A different scenario below, but similar in that the national scouting body ran roughshod over the local community of Waiau after the scout hall was earthquake damaged and the scout group went into recess
“The group had applied for all the funds that will be generated from the property sale and had hoped to at least secure half the proceeds to benefit local youth.
“We have been battling to retain some of these funds for the youth of our community, but it is Scouting NZ policy that all property proceeds are retained by the national association (as legal owner),” the group says in the latest eCitizen, the town’s local paper.
“We have consulted with a solicitor who advises, legally, we don’t have too many rights here. It is disheartening that the hard work put in by the community to have the land gifted, build the den and keep it going for all these years, can so easily be lost to the ‘legal’ owner on paper.

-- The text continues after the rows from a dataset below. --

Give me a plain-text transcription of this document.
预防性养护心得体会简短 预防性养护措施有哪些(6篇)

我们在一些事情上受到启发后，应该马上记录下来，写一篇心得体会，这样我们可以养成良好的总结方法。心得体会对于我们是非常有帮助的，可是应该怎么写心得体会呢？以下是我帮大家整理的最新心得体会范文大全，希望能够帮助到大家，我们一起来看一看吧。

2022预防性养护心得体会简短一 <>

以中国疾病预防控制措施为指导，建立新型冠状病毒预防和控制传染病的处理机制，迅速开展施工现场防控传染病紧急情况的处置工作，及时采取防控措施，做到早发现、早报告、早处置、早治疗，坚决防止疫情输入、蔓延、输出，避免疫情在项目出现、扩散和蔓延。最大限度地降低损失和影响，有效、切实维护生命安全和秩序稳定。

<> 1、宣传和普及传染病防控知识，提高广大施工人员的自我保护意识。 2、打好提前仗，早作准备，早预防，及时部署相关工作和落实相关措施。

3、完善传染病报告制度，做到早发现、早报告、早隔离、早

Scouting NZ told the group it was willing to consider a modest investment of about $10,000 in the community, based on a process of a business case detailing how the money would be used to benefit the youth in the community. We are now putting together our business case to try to receive this reduced payout as we wish to retain some funds for our community.
“We have worked hard over the past 18 months to come to the best agreement and are disappointed with this outcome, but do not wish to sacrifice it all with a legal stoush we cannot afford”, the group says. “There is no morality. Nothing in it for the community who had worked to build the den from community fundraising,” she says.
The land was originally gifted by D.C. Macfarlane and J.L. Macfarlane to “The Boy Scout County of Canterbury Trust Board” in 1956. It was subsequently transferred to “The Boy Scouts Association of NZ” in 1964.